The challenge that the project team faced was that the pump station was only required for two weeks out of the year. Installation would be underutilised with the risk of premature failure of mechanical equipment. This led the team to solve the underutilisation challenge by using the same pumps to pump water and generate electricity. As the main purpose of the installation was to pump water, the challenge faced by the team was building an efficient pump station with a minimal cost of conversion to generation. To overcome this challenge, the team designed the pump station before making cost-effective alterations to the design for generation purposes. A further challenge was that the pump-as-turbines (sized for efficient pumping) were unable to generate power with available hydropower potential. The solution was to reduce the speed of the pump-as-turbines via the electrical control system.
The resulting Pump-As-Turbine Station was achieved through the innovative use of active front-end variable speed drives to lower the speed of the PATs to generate electricity at the available hydropower potential, a series of actuated valves and some creative pipework. The power generated at the station is fed back into the municipal grid, offsetting the power consumed during pumping. The PAT conversion cost only R3 M extra to a contract value of R30 M. The estimated annual generation is 320 MWh, which translates to 44 days of free pumping.

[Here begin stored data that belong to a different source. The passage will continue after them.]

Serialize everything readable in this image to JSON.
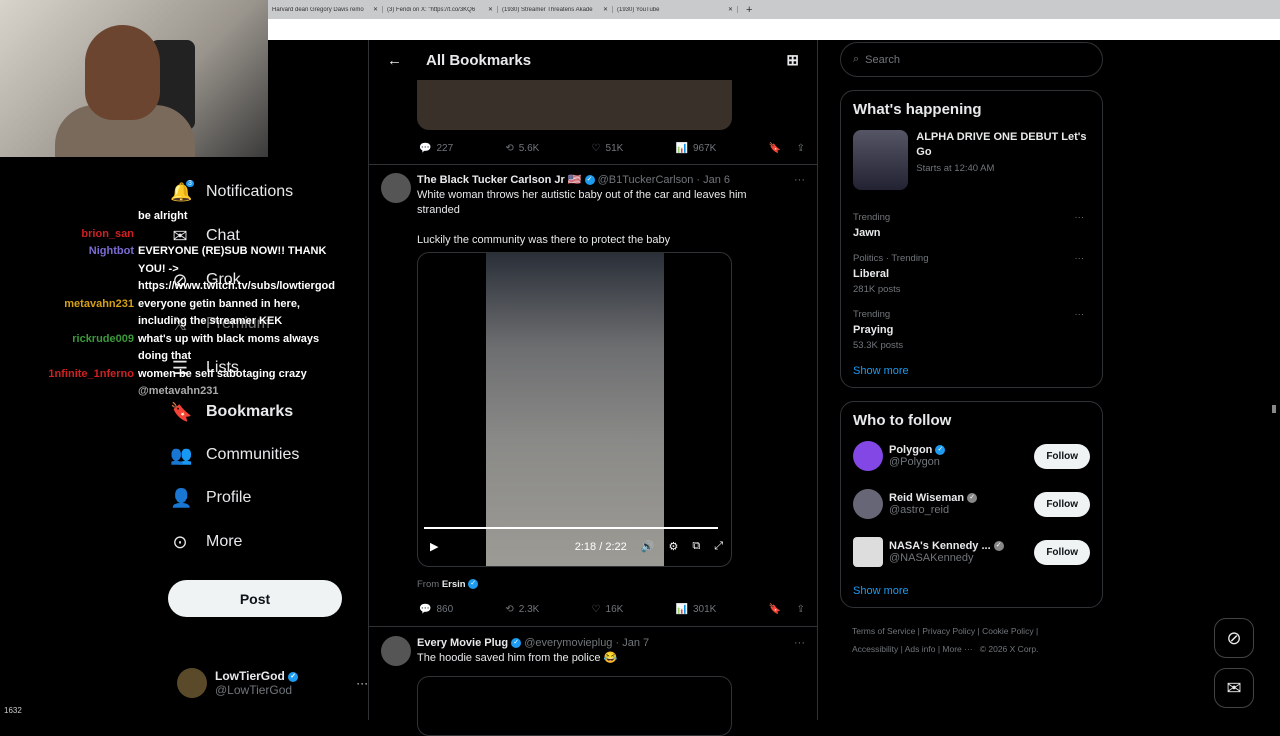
{
  "browser": {
    "tabs": [
      {
        "title": "Harvard dean Gregory Davis remo"
      },
      {
        "title": "(3) Fendi on X: \"https://t.co/3KQ6"
      },
      {
        "title": "(1930) Streamer Threatens Akade"
      },
      {
        "title": "(1930) YouTube"
      }
    ]
  },
  "nav": {
    "items": [
      {
        "label": "Notifications",
        "icon": "bell-icon"
      },
      {
        "label": "Chat",
        "icon": "mail-icon"
      },
      {
        "label": "Grok",
        "icon": "grok-icon"
      },
      {
        "label": "Premium",
        "icon": "x-icon"
      },
      {
        "label": "Lists",
        "icon": "list-icon"
      },
      {
        "label": "Bookmarks",
        "icon": "bookmark-icon"
      },
      {
        "label": "Communities",
        "icon": "people-icon"
      },
      {
        "label": "Profile",
        "icon": "person-icon"
      },
      {
        "label": "More",
        "icon": "more-circle-icon"
      }
    ],
    "notif_badge": "3",
    "post_label": "Post",
    "user": {
      "name": "LowTierGod",
      "handle": "@LowTierGod"
    }
  },
  "chat": [
    {
      "user": "",
      "msg": "be alright",
      "color": "#c33"
    },
    {
      "user": "brion_san",
      "msg": "",
      "color": "#d02020"
    },
    {
      "user": "Nightbot",
      "msg": "EVERYONE (RE)SUB NOW!! THANK YOU! -> https://www.twitch.tv/subs/lowtiergod",
      "color": "#7a6cd4"
    },
    {
      "user": "metavahn231",
      "msg": "everyone getin banned in here, including the streamer KEK",
      "color": "#d4a017"
    },
    {
      "user": "rickrude009",
      "msg": "what's up with black moms always doing that",
      "color": "#3a9a3a"
    },
    {
      "user": "1nfinite_1nferno",
      "msg": "women be self sabotaging crazy",
      "color": "#d02020"
    },
    {
      "user": "",
      "msg": "@metavahn231",
      "color": "#2a2adf"
    }
  ],
  "viewer_count": "1632",
  "center": {
    "title": "All Bookmarks",
    "tweets": [
      {
        "stats": {
          "replies": "227",
          "reposts": "5.6K",
          "likes": "51K",
          "views": "967K"
        }
      },
      {
        "name": "The Black Tucker Carlson Jr 🇺🇸",
        "handle": "@B1TuckerCarlson",
        "date": "Jan 6",
        "text": "White woman throws her autistic baby out of the car and leaves him stranded",
        "text2": "Luckily the community was there to protect the baby",
        "video_time": "2:18 / 2:22",
        "video_progress": 0.97,
        "from_label": "From",
        "from_name": "Ersin",
        "stats": {
          "replies": "860",
          "reposts": "2.3K",
          "likes": "16K",
          "views": "301K"
        }
      },
      {
        "name": "Every Movie Plug",
        "handle": "@everymovieplug",
        "date": "Jan 7",
        "text": "The hoodie saved him from the police 😂"
      }
    ]
  },
  "right": {
    "search_placeholder": "Search",
    "whats_happening": "What's happening",
    "event": {
      "title": "ALPHA DRIVE ONE DEBUT Let's Go",
      "sub": "Starts at 12:40 AM"
    },
    "trends": [
      {
        "context": "Trending",
        "name": "Jawn",
        "posts": ""
      },
      {
        "context": "Politics · Trending",
        "name": "Liberal",
        "posts": "281K posts"
      },
      {
        "context": "Trending",
        "name": "Praying",
        "posts": "53.3K posts"
      }
    ],
    "show_more": "Show more",
    "who_to_follow": "Who to follow",
    "follow": [
      {
        "name": "Polygon",
        "handle": "@Polygon",
        "color": "#8247e5"
      },
      {
        "name": "Reid Wiseman",
        "handle": "@astro_reid",
        "color": "#556"
      },
      {
        "name": "NASA's Kennedy ...",
        "handle": "@NASAKennedy",
        "color": "#ddd"
      }
    ],
    "follow_label": "Follow",
    "footer": [
      "Terms of Service",
      "Privacy Policy",
      "Cookie Policy",
      "Accessibility",
      "Ads info",
      "More ···",
      "© 2026 X Corp."
    ]
  }
}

“The power generated at Leliefontein can be offset against the power that the Drakenstein Municipality would have had to purchase from the electricity public utility. Not only does it reduce the Municipality’s environmental impact through the consumption of renewable energy, but it also has a social impact because the client can invest the money saved by utilising the renewable free energy, back into the community through the delivery of services. We commend the client on their future-ready Pump-As-Turbine Station,” says Kriegler.